Unification, a fundamental operation in computer science and mathematics, has been studied in a wide variety of settings in recent years. This paper makes a significant contribution to unification theory by studying a particular kind of E-unification problem, namely, E-unification primal algebras, a class of finite algebras in which every function on the carrier can be expressed as a composition of the basic operations (for example, the Boolean algebra on {T,F} with operations ¬ and ∧ is primal). The approach taken is to extend the author’s previous work with Martin on Boolean unification to arbitrary varieties generated by primal algebras. For the computer scientist, these unification problems are particularly important in that they are decidable (albeit NP-complete) and that when solutions exist, a most general unifier always exists, as in standard unification; this makes implementation of the overall deduction system much simpler. Unification in primal algebras (in the simple case of Boolean algebras) has been used to augment Prolog for the purpose of hardware verification, but promises in the future to be useful in reasoning about various paradigms in computer science, from many-valued logics to modular arithmetic.

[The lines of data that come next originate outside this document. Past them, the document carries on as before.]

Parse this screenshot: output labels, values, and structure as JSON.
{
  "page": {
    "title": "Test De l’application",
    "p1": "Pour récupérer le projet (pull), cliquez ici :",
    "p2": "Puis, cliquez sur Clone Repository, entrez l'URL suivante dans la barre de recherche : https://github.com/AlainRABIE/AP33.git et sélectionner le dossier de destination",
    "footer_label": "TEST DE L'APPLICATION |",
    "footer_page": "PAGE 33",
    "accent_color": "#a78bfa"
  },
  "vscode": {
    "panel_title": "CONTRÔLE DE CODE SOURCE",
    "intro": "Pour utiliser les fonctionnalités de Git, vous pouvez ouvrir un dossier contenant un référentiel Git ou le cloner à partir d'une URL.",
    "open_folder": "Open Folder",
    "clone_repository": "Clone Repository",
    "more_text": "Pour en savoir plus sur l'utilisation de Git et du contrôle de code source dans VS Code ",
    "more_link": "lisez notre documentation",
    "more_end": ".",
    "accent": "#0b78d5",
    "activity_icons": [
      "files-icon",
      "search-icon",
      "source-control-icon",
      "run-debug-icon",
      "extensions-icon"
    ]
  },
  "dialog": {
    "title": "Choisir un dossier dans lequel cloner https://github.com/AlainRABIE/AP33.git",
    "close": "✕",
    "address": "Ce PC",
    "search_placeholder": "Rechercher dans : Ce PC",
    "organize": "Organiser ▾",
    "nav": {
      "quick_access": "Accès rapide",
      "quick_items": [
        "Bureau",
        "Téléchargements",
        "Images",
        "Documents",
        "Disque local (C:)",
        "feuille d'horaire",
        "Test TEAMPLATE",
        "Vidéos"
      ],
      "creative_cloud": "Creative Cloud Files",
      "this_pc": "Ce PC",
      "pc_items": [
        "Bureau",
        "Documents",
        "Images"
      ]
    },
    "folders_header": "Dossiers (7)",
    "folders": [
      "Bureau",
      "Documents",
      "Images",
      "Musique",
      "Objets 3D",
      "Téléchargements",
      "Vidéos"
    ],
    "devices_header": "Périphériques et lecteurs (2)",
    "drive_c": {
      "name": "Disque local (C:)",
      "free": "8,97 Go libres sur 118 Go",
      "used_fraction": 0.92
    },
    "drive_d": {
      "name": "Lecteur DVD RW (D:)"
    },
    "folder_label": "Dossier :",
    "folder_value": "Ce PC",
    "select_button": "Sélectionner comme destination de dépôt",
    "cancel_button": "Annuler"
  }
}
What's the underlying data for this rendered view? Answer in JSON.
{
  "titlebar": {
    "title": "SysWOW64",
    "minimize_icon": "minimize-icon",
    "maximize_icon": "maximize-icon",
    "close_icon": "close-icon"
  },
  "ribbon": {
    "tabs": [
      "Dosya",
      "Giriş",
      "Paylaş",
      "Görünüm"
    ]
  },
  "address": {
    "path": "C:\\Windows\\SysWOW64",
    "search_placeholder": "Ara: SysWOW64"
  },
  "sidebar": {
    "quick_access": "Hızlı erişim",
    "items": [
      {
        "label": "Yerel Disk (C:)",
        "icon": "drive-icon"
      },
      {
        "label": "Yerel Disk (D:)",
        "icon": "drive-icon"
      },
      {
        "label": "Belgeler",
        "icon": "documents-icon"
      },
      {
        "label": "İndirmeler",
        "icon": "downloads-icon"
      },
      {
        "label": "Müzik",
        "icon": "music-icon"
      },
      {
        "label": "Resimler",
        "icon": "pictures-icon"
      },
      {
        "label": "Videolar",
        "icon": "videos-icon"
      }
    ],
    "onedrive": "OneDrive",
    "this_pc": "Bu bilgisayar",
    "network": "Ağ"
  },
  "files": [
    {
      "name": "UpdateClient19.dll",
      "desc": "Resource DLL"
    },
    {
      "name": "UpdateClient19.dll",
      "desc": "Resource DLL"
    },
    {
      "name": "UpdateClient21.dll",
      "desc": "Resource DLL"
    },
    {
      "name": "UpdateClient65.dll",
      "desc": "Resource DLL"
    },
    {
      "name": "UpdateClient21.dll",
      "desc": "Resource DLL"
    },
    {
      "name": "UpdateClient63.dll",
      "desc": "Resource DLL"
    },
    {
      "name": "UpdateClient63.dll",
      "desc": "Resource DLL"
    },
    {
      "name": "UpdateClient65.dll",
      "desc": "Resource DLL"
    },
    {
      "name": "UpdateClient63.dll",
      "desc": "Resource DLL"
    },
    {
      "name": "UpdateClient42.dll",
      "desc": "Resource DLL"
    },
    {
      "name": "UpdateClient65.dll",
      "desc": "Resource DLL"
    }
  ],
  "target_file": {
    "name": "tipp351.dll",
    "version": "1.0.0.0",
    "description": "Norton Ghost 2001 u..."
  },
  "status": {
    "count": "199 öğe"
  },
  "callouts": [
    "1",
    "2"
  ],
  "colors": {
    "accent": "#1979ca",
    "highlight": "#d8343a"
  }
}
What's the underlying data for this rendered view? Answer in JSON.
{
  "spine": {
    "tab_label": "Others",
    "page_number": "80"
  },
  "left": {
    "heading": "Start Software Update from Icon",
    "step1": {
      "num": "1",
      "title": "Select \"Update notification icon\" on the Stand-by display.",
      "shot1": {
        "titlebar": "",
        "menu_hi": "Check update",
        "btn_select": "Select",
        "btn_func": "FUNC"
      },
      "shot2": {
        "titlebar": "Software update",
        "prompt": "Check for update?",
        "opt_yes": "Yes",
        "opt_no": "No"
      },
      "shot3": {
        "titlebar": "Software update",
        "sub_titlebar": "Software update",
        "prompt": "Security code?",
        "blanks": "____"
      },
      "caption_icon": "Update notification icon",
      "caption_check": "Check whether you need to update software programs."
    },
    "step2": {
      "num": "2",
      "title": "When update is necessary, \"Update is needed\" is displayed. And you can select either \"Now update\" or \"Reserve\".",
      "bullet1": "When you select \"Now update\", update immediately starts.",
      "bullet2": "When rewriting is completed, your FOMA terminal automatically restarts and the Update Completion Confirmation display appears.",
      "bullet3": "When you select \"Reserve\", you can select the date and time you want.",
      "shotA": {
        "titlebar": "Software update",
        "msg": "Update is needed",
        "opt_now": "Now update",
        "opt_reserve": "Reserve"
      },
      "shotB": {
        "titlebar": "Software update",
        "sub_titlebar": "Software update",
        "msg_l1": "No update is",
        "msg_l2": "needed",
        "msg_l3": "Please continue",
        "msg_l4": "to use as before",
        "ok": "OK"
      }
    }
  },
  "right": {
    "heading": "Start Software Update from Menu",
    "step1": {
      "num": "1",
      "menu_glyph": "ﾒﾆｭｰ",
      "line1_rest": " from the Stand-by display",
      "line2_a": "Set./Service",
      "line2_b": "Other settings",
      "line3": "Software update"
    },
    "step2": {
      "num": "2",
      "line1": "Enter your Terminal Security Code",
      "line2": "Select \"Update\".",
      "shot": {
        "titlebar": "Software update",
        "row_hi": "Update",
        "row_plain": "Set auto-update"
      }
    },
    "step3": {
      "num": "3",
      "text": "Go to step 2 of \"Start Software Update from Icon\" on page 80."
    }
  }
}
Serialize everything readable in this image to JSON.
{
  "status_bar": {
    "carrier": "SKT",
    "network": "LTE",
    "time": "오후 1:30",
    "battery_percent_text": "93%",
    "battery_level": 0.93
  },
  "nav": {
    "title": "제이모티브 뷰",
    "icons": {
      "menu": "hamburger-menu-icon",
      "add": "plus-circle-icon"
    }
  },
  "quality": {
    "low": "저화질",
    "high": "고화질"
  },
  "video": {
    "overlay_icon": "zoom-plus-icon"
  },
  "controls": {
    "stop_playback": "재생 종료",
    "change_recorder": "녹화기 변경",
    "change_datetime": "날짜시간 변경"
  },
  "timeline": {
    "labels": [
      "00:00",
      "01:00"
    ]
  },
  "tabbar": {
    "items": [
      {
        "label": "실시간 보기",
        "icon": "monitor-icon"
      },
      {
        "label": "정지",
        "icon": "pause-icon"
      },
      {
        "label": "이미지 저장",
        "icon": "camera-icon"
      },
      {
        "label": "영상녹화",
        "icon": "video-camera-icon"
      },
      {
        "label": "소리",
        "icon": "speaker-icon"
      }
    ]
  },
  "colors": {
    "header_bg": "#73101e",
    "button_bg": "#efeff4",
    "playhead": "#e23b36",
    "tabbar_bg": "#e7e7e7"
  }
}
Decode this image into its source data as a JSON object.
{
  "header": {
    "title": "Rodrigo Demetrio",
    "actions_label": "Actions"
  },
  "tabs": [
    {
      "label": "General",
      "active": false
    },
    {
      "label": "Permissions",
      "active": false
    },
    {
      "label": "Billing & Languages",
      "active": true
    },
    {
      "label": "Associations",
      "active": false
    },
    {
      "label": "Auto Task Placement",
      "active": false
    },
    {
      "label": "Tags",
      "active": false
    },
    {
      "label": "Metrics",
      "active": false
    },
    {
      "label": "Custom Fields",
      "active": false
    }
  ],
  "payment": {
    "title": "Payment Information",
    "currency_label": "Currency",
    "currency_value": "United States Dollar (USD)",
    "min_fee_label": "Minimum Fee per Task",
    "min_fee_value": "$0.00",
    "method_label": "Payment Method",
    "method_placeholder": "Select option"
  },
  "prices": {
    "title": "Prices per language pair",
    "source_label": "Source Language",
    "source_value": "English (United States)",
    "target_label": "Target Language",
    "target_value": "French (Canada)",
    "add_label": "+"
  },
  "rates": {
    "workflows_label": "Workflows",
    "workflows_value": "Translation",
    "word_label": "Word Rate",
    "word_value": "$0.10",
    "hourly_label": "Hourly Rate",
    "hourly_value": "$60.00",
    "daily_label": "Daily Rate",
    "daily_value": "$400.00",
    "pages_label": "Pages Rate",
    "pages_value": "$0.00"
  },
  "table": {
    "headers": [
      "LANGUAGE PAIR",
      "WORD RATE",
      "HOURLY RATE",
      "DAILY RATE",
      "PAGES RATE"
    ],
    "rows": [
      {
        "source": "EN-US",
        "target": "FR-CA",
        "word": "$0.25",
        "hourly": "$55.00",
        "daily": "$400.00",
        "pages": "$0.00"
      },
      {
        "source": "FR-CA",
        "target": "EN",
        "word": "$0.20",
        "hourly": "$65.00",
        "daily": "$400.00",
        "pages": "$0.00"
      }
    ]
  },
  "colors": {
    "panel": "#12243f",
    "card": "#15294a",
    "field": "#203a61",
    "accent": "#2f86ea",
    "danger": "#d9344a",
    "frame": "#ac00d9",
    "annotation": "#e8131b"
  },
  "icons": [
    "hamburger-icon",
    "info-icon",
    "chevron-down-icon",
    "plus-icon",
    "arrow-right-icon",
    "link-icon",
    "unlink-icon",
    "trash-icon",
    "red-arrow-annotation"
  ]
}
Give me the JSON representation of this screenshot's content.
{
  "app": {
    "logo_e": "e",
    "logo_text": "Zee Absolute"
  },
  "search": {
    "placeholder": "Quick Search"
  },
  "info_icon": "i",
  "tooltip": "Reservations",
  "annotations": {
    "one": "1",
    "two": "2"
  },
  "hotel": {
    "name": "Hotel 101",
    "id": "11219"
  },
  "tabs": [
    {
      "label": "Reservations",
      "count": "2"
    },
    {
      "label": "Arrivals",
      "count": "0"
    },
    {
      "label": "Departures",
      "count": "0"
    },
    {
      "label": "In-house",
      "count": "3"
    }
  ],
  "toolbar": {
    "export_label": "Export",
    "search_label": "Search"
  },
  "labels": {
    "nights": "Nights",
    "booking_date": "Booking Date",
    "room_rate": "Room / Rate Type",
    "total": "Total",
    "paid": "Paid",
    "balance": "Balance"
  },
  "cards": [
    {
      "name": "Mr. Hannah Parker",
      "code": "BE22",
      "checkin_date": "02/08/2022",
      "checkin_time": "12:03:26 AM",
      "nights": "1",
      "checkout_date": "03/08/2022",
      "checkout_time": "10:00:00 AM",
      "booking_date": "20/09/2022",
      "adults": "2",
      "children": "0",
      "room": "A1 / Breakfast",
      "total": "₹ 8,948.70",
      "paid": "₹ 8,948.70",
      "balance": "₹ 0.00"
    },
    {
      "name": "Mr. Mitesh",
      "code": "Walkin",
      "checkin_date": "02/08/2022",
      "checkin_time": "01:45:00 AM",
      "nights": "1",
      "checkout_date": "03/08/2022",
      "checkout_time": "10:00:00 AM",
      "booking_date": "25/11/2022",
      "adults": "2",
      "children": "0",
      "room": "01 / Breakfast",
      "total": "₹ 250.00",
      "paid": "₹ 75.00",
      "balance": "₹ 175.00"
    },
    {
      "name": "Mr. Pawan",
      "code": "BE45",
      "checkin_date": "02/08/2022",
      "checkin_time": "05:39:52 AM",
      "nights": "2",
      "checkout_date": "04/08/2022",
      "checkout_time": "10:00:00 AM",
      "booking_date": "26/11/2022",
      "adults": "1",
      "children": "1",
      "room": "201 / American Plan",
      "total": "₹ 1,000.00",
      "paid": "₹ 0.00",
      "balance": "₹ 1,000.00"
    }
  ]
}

This theoretical work is well written and rigorous, but it presupposes a fair amount of algebraic maturity on the part of the reader. Although complexity issues are discussed, no practical experience with these algorithms is presented. The author makes a solid contribution to the theory of unification in a setting that could prove to be of significant practical import for automated reasoning about various kinds of logic (including digital logic). This paper should be of interest not only to theoreticians but also to researchers in computer algebra, automated theorem proving, and logic programming.